# Case for implicits

I’m trying to understand implicits, and I have a situation where I think I’d like to use implicit, but I don’t see how to do it.
As I understand the implicit parameter MUST be the final parameter, and must be its own parameter group. However, in my case I need another parameter group to be the final one so I can use partial evaluation.

Take a look at this example. `limit` is a function with two parameter groups. If I call `limit(math.sin,0.1,almostEqual(0.01))` then I get a function which when given an `x` will evaluate the limit as `sin` approaches `x` to within 1% accuracy. Similarly the function call `derivative(math.sin,0.01,almostEqual(0.001))` returns a function which when given `x` will return the value of the derivative of `sin` at `x` to within 0.1% accuracy.

``````  def limit(f:Double=>Double, delta:Double, test:(Double,Double)=>Boolean)(x:Double):Double = {
def recur(h:Double, previous:Double):Double = {
val improved = f(x+h)
if(test(improved,previous))
improved
else
recur(h/2,improved)
}
recur(delta/2,f(x+delta))
}

def derivative(f:Double=>Double,delta:Double,test:(Double,Double)=>Boolean)(x:Double) = {

def estimate(h: Double): Double = {
(f(x + h) - f(x)) / h
}
limit(estimate, delta, test)(0.0)
}
``````

I’d like to make the `test` parameter implicit. The best that I can think of is to make it optional (with a default) but not implicit. So I could change the above call to the following `limit(math.sin,0.1)()` So I could rewrite it as follows. However, that does not allow the caller to define the default test, it only allows the caller to accept my suggested default.

``````  def limit(f:Double=>Double, delta:Double)(test:(Double,Double)=>Boolean = almostEqual(0.1))(x:Double):Double = {
def recur(h:Double, previous:Double):Double = {
val improved = f(x+h)
if(test(improved,previous))
improved
else
recur(h/2,improved)
}
recur(delta/2,f(x+delta))
}
``````

One possible solution is the following. Change `limit` to a function which explicitly returns `Double=>Double`.
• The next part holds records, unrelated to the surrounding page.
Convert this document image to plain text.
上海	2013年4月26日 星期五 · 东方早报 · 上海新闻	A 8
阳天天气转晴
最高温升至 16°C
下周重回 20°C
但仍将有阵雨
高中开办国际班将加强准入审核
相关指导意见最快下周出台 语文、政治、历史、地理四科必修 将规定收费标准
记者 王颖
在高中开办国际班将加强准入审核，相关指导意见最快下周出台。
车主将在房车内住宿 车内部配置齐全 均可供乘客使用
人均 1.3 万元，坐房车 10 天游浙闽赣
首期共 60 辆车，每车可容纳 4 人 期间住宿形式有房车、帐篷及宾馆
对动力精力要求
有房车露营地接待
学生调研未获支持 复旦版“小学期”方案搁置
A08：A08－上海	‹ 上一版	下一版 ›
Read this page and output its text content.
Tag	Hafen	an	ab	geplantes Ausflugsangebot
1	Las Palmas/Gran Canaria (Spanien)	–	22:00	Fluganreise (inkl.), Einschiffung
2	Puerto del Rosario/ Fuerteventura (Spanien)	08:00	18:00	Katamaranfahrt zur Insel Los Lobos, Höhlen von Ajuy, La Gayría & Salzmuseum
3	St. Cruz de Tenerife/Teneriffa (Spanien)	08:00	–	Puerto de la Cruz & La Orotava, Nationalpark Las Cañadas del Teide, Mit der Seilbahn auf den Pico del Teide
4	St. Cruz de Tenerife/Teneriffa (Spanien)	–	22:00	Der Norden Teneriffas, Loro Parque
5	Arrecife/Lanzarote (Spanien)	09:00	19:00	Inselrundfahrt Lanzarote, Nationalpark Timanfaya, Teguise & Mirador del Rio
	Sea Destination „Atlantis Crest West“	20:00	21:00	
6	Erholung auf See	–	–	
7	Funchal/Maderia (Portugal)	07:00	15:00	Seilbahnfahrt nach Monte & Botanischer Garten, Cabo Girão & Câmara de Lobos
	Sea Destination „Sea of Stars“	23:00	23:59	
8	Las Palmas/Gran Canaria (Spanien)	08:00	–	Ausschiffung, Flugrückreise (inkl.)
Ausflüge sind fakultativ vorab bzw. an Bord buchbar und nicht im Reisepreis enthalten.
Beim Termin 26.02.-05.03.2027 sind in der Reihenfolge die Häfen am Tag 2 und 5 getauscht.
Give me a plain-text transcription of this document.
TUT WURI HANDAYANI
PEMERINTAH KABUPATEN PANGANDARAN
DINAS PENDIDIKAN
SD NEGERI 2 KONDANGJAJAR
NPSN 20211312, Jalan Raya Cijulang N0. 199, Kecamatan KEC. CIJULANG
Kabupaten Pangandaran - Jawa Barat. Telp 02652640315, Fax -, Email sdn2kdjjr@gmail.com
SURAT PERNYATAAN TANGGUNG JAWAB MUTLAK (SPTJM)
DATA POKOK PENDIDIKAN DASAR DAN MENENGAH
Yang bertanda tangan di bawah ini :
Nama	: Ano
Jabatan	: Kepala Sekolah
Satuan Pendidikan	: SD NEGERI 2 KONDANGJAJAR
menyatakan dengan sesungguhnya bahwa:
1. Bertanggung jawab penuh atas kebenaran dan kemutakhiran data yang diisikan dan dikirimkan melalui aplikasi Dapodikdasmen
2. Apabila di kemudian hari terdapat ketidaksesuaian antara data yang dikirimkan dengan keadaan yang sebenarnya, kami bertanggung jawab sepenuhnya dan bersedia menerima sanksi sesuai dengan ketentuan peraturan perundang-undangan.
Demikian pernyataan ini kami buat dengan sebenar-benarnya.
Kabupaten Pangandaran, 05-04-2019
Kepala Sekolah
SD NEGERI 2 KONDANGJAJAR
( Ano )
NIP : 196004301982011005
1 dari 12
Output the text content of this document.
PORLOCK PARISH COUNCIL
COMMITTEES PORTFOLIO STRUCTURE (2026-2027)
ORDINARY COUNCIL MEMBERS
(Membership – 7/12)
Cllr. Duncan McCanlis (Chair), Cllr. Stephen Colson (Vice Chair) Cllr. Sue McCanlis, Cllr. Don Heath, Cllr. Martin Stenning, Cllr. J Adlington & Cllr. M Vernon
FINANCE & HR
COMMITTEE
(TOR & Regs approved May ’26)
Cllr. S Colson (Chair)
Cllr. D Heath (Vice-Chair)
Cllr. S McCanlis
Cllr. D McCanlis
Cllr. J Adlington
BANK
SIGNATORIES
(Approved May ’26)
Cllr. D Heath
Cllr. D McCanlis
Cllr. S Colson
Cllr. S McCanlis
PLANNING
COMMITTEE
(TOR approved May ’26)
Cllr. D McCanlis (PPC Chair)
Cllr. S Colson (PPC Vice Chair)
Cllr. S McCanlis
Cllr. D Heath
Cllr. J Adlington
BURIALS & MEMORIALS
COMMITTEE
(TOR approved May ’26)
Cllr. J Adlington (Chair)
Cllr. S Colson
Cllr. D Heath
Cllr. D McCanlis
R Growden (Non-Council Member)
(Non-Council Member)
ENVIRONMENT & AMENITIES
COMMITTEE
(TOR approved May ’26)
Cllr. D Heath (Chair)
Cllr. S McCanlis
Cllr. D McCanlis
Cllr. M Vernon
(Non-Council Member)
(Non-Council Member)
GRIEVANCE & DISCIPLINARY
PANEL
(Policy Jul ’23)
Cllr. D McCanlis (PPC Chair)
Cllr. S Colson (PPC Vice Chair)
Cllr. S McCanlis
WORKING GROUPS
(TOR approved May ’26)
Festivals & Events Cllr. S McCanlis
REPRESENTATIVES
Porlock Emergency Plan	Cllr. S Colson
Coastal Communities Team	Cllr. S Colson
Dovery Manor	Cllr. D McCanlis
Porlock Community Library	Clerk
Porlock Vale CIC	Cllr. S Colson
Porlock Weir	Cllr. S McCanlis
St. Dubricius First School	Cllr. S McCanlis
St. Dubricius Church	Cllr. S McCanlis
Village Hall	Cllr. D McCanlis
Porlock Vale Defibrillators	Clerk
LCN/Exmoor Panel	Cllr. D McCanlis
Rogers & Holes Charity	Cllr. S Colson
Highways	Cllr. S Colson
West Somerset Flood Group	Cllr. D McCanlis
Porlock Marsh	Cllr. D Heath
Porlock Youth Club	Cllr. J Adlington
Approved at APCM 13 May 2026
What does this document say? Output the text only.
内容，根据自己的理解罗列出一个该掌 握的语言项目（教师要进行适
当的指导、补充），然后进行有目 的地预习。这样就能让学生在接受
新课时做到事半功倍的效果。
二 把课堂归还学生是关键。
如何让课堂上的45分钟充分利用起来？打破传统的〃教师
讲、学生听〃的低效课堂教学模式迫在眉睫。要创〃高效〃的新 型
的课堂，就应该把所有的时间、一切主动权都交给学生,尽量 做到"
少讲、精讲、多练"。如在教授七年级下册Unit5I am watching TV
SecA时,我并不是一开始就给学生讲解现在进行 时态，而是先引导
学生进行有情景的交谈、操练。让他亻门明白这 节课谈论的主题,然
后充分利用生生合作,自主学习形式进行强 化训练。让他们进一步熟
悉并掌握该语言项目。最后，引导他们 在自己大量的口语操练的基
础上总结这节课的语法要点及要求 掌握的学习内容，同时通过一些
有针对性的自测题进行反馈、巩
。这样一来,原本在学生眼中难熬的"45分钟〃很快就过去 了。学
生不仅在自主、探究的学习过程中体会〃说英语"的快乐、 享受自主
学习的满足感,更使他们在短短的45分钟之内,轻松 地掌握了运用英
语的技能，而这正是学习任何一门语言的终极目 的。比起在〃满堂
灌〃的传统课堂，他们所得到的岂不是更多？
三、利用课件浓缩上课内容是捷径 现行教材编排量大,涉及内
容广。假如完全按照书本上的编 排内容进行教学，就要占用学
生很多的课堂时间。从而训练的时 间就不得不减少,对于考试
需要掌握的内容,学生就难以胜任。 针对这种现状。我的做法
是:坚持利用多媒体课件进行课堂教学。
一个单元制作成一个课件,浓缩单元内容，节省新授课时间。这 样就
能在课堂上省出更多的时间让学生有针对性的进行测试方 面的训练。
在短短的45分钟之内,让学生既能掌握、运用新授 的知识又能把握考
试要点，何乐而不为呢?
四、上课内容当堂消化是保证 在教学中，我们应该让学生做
``````  def limit(f:Double=>Double, delta:Double)(implicit test:(Double,Double)=>Boolean):Double=>Double = {
(x: Double) => {
def recur(h: Double, previous: Double): Double = {
val improved = f(x + h)
if (test(improved, previous))
improved
else
recur(h / 2, improved)
}
recur(delta / 2, f(x + delta))
}
}
``````

However, then when I call `limit(sin,0.1)(Pi/2)` the compiler (at least IntelliJ) thinks `(Pi/2)` is the value of the implicit parameter `test` rather than the value of `x`.

Try to assign the function to a variable. Only then apply the value. Note that we can always set the implicit parameters explicitly. When you set the second parameter group, you are in effect setting the implicit parameter explicitly.

``````  val f = limit(sin,0.1)  // compiler gets a chance to "inject" parameter
val r = f(Pi/2)
``````

HTHs

1 Like

or something to the effect of the following also works:

`````` def limit(f:Double=>Double, delta:Double, x:Double)(implicit test:(Double,Double)=>Boolean):Double = {
def recur(h: Double, previous: Double): Double = {
val improved = f(x + h)
if (test(improved, previous))
improved
else
recur(h / 2, improved)
}

recur(delta / 2, f(x + delta))
}

val f = limit(sin,0.1,_)
val r = f(Pi/2)
``````

I.e., the caller has to curry the function himself.